In 1987, second-year Lakehead University geology student Brad Wood made the type of discovery that all prospectors dream about. He had been hired by De Beers, a 120-year-old multinational diamond exploration, mining and marketing company, to search for diamonds in the James Bay Lowlands, 90 km west of the coastal community of Attawapiskat, in Northern Ontario, Canada.
In the middle of the summer, exploration teams are typically flown home for a break, but Wood stayed behind to look after the camp. His father joined him to do some fishing on the Attawapiskat River, where they stumbled upon a fist-sized diamond bearing kimberlite on the river’s shoreline.
That was the discovery that lead to the De Beers Victor Diamond Mine – the first diamond mine in Ontario.
Brad Wood, who is now the technical services manager at the mine, says he had no idea his discovery would eventually lead to a mine.
“I knew what the odds were of finding a kimberlite, let alone finding diamonds in a kimberlite. There is only about 1 in 1,000 kimberlites that actually contains diamonds. There’s even less chance of finding a deposit that becomes a mine,” he says.
Further exploration uncovered a diamond-bearing kimberlite with a surface area of 15 hectares, and consisting of two pipes that coalesce at the surface: Victor Main and Victor Southwest.
Despite permitting delays and experiencing poor winter road conditions for a number of seasons, De Beers’ management pressed on to success.
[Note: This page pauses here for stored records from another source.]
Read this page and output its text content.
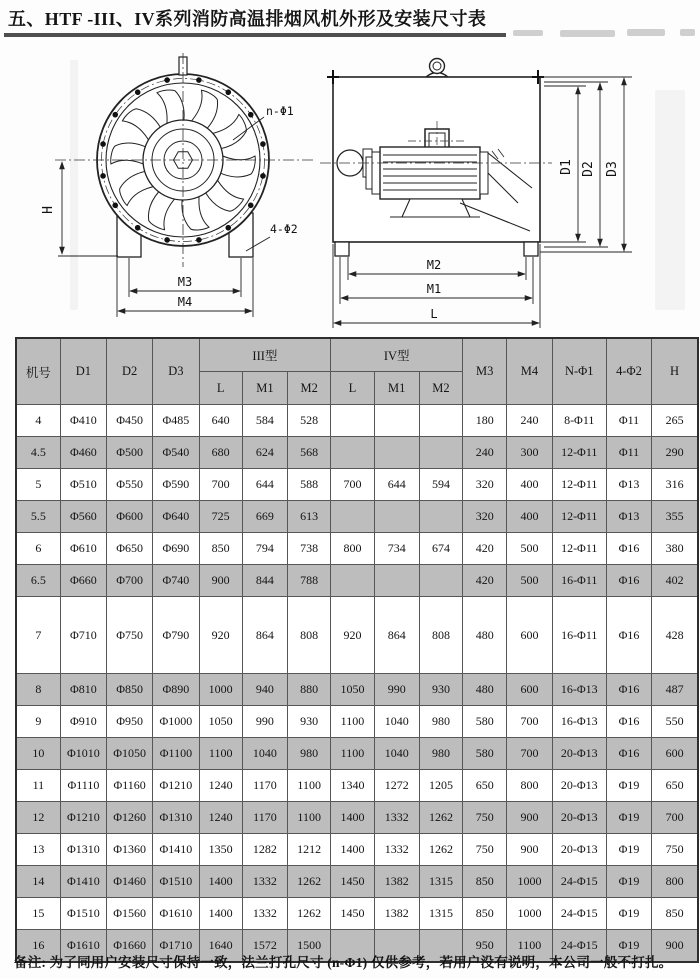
五、HTF -III、IV系列消防高温排烟风机外形及安装尺寸表
H
M3
M4
n-Φ1
4-Φ2
D1 D2 D3
M2
M1
L
机号	D1	D2	D3	III型			IV型			M3	M4	N-Φ1	4-Φ2	H
				L	M1	M2	L	M1	M2					
4	Φ410	Φ450	Φ485	640	584	528				180	240	8-Φ11	Φ11	265
4.5	Φ460	Φ500	Φ540	680	624	568				240	300	12-Φ11	Φ11	290
5	Φ510	Φ550	Φ590	700	644	588	700	644	594	320	400	12-Φ11	Φ13	316
5.5	Φ560	Φ600	Φ640	725	669	613				320	400	12-Φ11	Φ13	355
6	Φ610	Φ650	Φ690	850	794	738	800	734	674	420	500	12-Φ11	Φ16	380
6.5	Φ660	Φ700	Φ740	900	844	788				420	500	16-Φ11	Φ16	402
7	Φ710	Φ750	Φ790	920	864	808	920	864	808	480	600	16-Φ11	Φ16	428
8	Φ810	Φ850	Φ890	1000	940	880	1050	990	930	480	600	16-Φ13	Φ16	487
9	Φ910	Φ950	Φ1000	1050	990	930	1100	1040	980	580	700	16-Φ13	Φ16	550
10	Φ1010	Φ1050	Φ1100	1100	1040	980	1100	1040	980	580	700	20-Φ13	Φ16	600
11	Φ1110	Φ1160	Φ1210	1240	1170	1100	1340	1272	1205	650	800	20-Φ13	Φ19	650
12	Φ1210	Φ1260	Φ1310	1240	1170	1100	1400	1332	1262	750	900	20-Φ13	Φ19	700
13	Φ1310	Φ1360	Φ1410	1350	1282	1212	1400	1332	1262	750	900	20-Φ13	Φ19	750
14	Φ1410	Φ1460	Φ1510	1400	1332	1262	1450	1382	1315	850	1000	24-Φ15	Φ19	800
15	Φ1510	Φ1560	Φ1610	1400	1332	1262	1450	1382	1315	850	1000	24-Φ15	Φ19	850
16	Φ1610	Φ1660	Φ1710	1640	1572	1500				950	1100	24-Φ15	Φ19	900
备注: 为了同用户安装尺寸保持一致，法兰打孔尺寸 (n-Φ1) 仅供参考，若用户没有说明，本公司一般不打扎。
It also negotiated a groundbreaking Impact Benefit Agreement with the First Nation communities of the region, which will set the standard for other developments in the area.
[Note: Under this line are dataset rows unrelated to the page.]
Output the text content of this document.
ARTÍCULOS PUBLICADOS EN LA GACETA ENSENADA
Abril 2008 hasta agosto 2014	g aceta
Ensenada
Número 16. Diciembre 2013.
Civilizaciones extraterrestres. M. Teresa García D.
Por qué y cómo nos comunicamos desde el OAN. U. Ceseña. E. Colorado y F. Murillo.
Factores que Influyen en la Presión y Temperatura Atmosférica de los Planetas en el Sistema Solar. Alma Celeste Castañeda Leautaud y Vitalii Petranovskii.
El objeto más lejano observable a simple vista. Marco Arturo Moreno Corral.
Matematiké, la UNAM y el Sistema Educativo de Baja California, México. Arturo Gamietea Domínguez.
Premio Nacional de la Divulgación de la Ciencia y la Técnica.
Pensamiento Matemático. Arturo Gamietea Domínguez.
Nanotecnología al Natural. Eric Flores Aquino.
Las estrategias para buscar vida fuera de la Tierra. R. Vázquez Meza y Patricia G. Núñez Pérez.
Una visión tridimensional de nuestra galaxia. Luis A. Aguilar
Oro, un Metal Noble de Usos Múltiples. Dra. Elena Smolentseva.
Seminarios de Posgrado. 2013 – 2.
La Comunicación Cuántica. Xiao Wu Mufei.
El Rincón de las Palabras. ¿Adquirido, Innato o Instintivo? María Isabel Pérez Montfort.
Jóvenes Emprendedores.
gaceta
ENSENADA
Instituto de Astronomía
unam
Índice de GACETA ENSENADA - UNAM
What drives the operations at the Victor Mine is the outstanding quality of its diamonds. The final value of rough diamonds depends on four main factors: colour, clarity, shape or model and the weight of the individual stones.
“At Victor, the colour [of the diamonds] is exceptional and there is no other mine that comes close in terms of the high proportion of diamonds with good colour,” says Wood.
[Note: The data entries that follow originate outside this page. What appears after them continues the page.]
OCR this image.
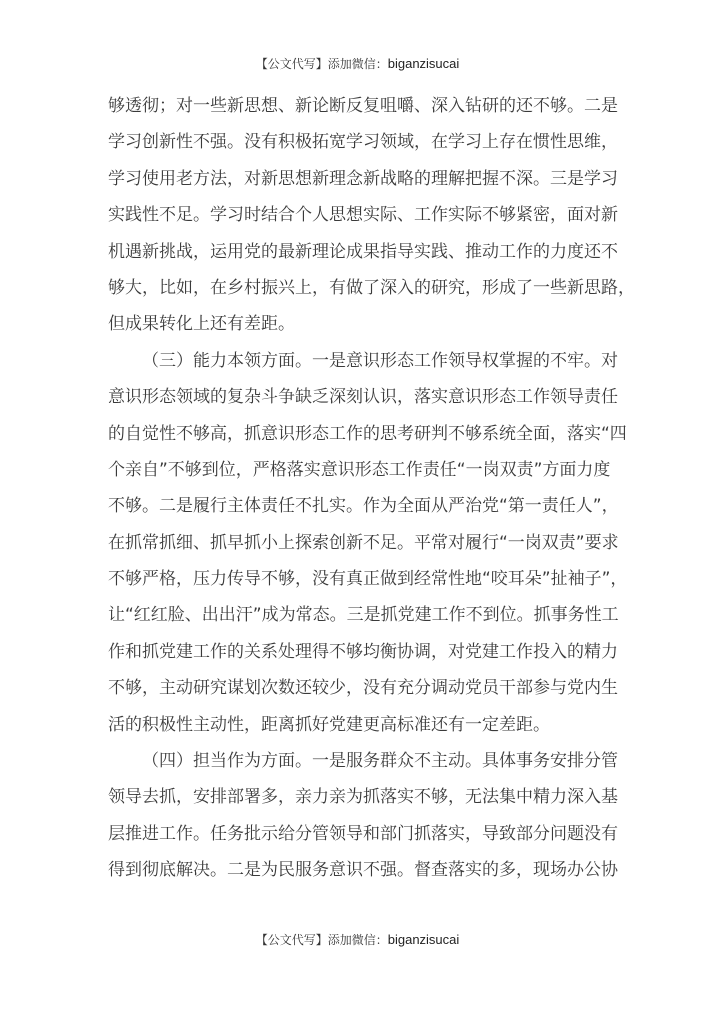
【公文代写】添加微信：biganzisucai
够透彻；对一些新思想、新论断反复咀嚼、深入钻研的还不够。二是
学习创新性不强。没有积极拓宽学习领域，在学习上存在惯性思维，
学习使用老方法，对新思想新理念新战略的理解把握不深。三是学习
实践性不足。学习时结合个人思想实际、工作实际不够紧密，面对新
机遇新挑战，运用党的最新理论成果指导实践、推动工作的力度还不
够大，比如，在乡村振兴上，有做了深入的研究，形成了一些新思路，
但成果转化上还有差距。
（三）能力本领方面。一是意识形态工作领导权掌握的不牢。对
意识形态领域的复杂斗争缺乏深刻认识，落实意识形态工作领导责任
的自觉性不够高，抓意识形态工作的思考研判不够系统全面，落实“四
个亲自”不够到位，严格落实意识形态工作责任“一岗双责”方面力度
不够。二是履行主体责任不扎实。作为全面从严治党“第一责任人”，
在抓常抓细、抓早抓小上探索创新不足。平常对履行“一岗双责”要求
不够严格，压力传导不够，没有真正做到经常性地“咬耳朵”扯袖子”，
让“红红脸、出出汗”成为常态。三是抓党建工作不到位。抓事务性工
作和抓党建工作的关系处理得不够均衡协调，对党建工作投入的精力
不够，主动研究谋划次数还较少，没有充分调动党员干部参与党内生
活的积极性主动性，距离抓好党建更高标准还有一定差距。
（四）担当作为方面。一是服务群众不主动。具体事务安排分管
领导去抓，安排部署多，亲力亲为抓落实不够，无法集中精力深入基
层推进工作。任务批示给分管领导和部门抓落实，导致部分问题没有
得到彻底解决。二是为民服务意识不强。督查落实的多，现场办公协
【公文代写】添加微信：biganzisucai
Over 95 per cent of the diamonds found at Victor are classified as either gem or near gem and, of those; about 95 per cent are of second colour or better. Their shape is also firstclass; almost half are classified as having either a Crystal or Sawable and contain little or no impurities. By comparison, the Letlhakane Mine in Botswana, which also produces high value diamonds, yields slightly under 80 per cent gem or near-gem by weight and Snap Lake (De Beers first mine outside Africa and Canada’s first fully underground diamond mine) just over 70 per cent. This means that the proportion of lower value non-gem diamonds found at Victor is less than one quarter of that seen at other high value mines.
Feasibility studies, environmental assessments and regulatory processes started in the late 1990s and were finally completed in late 2005. Construction of the mine started in February 2006 and further exploration continues to date because Victor is just one of 16 diamond-bearing kimberlite pipes in the area.
The geology of the Victor kimberlite is complex, comprising pyroclastic crater facies and hypabyssal facies and has a highly variable diamond grade.
“We had to quarry our own limestone and we needed to build roads and foundations to put concrete on. We had to build a small infrastructure and that took most of 2006,” said Tom Ormsby, Manager of Public and Corporate Affairs at the Victor Mine.
Derek Teevan, De Beers Manager of Government and Corporate Affairs, explains that the company follows a policy of maximizing local Aboriginal employment on its projects.
“Wherever possible, priority is given to the Attawapiskat First Nation followed by the other First Nation communities identified in the region. Contractors to the Victor Project are required to follow a similar policy and provide the necessary training to equip local people for employment. During the bidding process, contractors are required to demonstrate how they will train and employ people from the local communities, and also utilize local services and businesses,” says Teevan.
The value of First Nations contracts with the Victor mine is more than $165 million.
Victor Mine was officially opened at the end of July 2008. During its construction and early production phases, the mine’s workforce surpassed four million hours worked without a loss time injury. The mine, which is expected to produce 600,000 carats of diamonds annually for 12 years, is likely to have a positive impact on Ontario’s Gross Domestic Product (GDP) of $6.7 billion and to contribute $4.2 billion to the economy of Northern Ontario.
Source of Employment
Victor, located approximately 500 kilometres north of Timmins, has already provided employment for approximately 375-400 direct personnel, from office staff and management in Timmins to on-site miners, many of whom have decided to make Timmins their home. This has resulted in new housing construction, an increase in rental housing occupancy and an increase in all related services.
With the recognized multiplier of 3-1, there will be an additional 1,100 -1,200 indirect jobs created or retained because of the Victor mine operations.
At the site, facilities include an open pit mine, a processing plant, workshops, a warehouse, offices, fuel storage, a pit dewatering system, an accommodation complex and an airstrip. Support services include potable water, sewage treatment and waste management.
The Victor Project received stand alone ISO 14001 accreditation for its Environmental Management System (EMS) in 2006. This open pit mine has an expected life of 12 years and a total project life of 17 years, including revegetation and site reclamation.